McKay explained: “It affected him personally. He lost a child. So for him it wasn’t about politics. It was about doing the right thing. And that’s what inspired me when I worked with Nelson Mandela. He came up and he said, ‘My son died, and he died of AIDS.’ He didn’t hide it.
“He said, ‘For all of you who think that this disease is a three-letter sickness, you’ve created terms that take away from the seriousness of the disease. I’ve lost a child. Don’t allow the silence around the disease to kill our people.’ He broke the silence. What better leader to be associated with: one that makes it personal and makes it real. That level of integrity is unprecedented today.”
When AIDS activist Zackie Achmat of the Treatment Action Campaign in South Africa announced he would stop taking his medicine because they were unaffordable for poor South Africans, Mandela called and appealed to him to take his medicine. Achmat said no, but they later met and Mandela threw his considerable weight and visibility behind him and his campaign. The controversial activist and the respected leader became friends. Mandela later called him a “national hero.” On one occasion, when former president Thabo Mbeki refused to take Achmat’s calls, Mandela broke all protocol and went personally to his home to try to persuade him on the issue.
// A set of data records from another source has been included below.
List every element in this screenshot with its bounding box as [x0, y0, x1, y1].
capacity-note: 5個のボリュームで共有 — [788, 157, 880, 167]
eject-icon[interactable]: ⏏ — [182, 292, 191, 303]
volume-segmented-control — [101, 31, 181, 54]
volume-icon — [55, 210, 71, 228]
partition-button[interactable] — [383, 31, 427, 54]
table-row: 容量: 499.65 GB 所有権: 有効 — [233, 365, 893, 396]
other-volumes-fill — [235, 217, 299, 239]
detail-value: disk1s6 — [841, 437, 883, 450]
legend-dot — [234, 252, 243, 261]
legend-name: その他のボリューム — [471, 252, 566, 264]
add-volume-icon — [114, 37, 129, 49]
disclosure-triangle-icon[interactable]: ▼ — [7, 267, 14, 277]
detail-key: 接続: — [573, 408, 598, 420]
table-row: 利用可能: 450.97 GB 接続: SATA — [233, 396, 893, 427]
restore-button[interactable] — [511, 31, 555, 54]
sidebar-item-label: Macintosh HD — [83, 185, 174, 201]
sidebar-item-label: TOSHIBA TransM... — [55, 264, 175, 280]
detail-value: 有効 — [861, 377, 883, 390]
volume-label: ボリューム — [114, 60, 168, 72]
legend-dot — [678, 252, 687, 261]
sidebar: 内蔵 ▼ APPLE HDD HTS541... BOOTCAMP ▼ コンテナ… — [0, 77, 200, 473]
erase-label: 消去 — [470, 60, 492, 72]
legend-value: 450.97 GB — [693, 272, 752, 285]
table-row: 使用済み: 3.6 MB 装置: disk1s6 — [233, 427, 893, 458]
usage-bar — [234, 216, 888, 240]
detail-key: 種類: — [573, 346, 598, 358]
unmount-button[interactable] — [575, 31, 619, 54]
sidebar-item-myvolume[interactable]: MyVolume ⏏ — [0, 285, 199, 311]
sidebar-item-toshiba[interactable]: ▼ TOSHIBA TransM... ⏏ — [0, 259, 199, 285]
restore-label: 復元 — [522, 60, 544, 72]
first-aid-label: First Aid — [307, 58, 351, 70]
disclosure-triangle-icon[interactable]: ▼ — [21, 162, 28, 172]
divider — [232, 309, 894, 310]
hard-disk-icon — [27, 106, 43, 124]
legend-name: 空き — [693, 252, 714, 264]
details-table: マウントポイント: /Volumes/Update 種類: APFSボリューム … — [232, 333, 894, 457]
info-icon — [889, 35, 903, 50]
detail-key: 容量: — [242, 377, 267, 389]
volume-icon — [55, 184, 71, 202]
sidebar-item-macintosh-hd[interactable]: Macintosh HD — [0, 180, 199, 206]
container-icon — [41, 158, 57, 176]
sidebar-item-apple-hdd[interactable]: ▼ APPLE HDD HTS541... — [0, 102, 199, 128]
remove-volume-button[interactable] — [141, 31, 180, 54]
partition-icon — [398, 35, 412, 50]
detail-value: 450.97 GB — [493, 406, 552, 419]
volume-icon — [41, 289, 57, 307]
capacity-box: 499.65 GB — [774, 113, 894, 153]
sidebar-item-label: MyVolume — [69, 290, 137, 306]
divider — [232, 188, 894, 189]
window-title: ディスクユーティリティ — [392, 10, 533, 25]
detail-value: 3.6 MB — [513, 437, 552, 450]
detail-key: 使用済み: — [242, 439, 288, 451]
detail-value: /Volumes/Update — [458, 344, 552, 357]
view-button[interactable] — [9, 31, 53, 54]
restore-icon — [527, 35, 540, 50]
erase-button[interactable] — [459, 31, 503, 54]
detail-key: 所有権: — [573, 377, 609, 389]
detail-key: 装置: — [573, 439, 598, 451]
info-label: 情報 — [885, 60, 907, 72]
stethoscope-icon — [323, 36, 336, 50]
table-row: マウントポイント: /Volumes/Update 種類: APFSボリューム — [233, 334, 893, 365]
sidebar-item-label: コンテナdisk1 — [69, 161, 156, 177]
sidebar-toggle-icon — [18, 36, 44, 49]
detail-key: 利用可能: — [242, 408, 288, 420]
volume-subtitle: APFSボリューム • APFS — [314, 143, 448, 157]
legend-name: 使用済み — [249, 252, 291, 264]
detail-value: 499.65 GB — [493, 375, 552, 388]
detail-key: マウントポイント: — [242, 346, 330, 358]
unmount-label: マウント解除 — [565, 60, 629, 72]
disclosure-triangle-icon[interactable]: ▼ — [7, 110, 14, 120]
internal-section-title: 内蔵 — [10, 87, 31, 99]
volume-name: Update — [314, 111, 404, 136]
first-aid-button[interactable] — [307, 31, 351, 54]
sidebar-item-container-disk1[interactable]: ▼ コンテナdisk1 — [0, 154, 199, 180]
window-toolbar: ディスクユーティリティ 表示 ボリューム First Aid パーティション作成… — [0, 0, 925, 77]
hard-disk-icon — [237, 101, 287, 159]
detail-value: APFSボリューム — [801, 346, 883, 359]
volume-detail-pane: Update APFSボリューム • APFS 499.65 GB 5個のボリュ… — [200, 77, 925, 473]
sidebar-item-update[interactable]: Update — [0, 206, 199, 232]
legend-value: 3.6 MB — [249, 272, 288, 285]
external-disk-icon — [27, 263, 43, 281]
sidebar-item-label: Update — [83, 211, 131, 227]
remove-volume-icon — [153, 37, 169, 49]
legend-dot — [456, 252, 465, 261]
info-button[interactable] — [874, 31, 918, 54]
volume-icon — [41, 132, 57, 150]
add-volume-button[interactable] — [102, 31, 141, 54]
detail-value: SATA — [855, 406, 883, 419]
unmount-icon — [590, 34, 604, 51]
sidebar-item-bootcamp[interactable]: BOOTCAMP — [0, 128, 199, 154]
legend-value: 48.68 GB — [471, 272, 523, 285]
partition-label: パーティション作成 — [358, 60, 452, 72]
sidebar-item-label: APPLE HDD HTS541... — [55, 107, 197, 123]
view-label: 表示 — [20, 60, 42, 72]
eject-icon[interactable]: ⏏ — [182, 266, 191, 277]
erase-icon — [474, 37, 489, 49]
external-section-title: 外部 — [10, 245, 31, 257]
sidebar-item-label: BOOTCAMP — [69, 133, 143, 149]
Mandela later asked Bill Clinton to intervene with pharmaceutical companies, with the result that lower-cost AIDS drugs were made more widely available. Elaine MacKay admired Mandela’s persistence on an issue he was not obligated to act on. “We were ridiculed [in some quarters]. Someone said to me, ‘You took Mr. Mandela’s number, prisoner number 46664, instead of prisoner to president, you made him prisoner to AIDS activist. We did get that criticism. But we had his mandate, and he was prepared to buffer the criticism that we encountered. So he honestly took a principled stand, and backed us up every step of the way, even when we were faced with political problems.”
I asked Elaine to tell me what it was like for her to comfort Mandela when he was grieving privately for his dead child.
“I went to his home to sympathize with him, along with a colleague from the Mandela Foundation. We sat around his dining room table, and I couldn’t find the words to say, ‘I’m sorry,’ you know? As parents we don’t want to bury our children?
“He spoke of how he wasn’t able to attend one of his kid’s burials when he was imprisoned on Robben Island because they wouldn’t give him a pass to leave. So it was in this context that he asked, ‘Why didn’t I know sooner? Is there something that I can do? Is there something our country can do better? What are all the other challenges other people are facing when you can’t afford access to treatment?’ For him, no one needed to die of AIDS. The fact that it was his son made it even more real for him. It was so painful to watch, but all he wanted to know was, ‘What are we going to do about it? How can we prevent this happening to somebody else?’
“It was so touching to watch. Because all you know is the Nelson Mandela that makes the hair on your arms stand up. The kind of man who can inspire fear by virtue of his size, and how he uses his voice. But he also has such a soft and gentle side that I’ve seen. That is also his legacy.”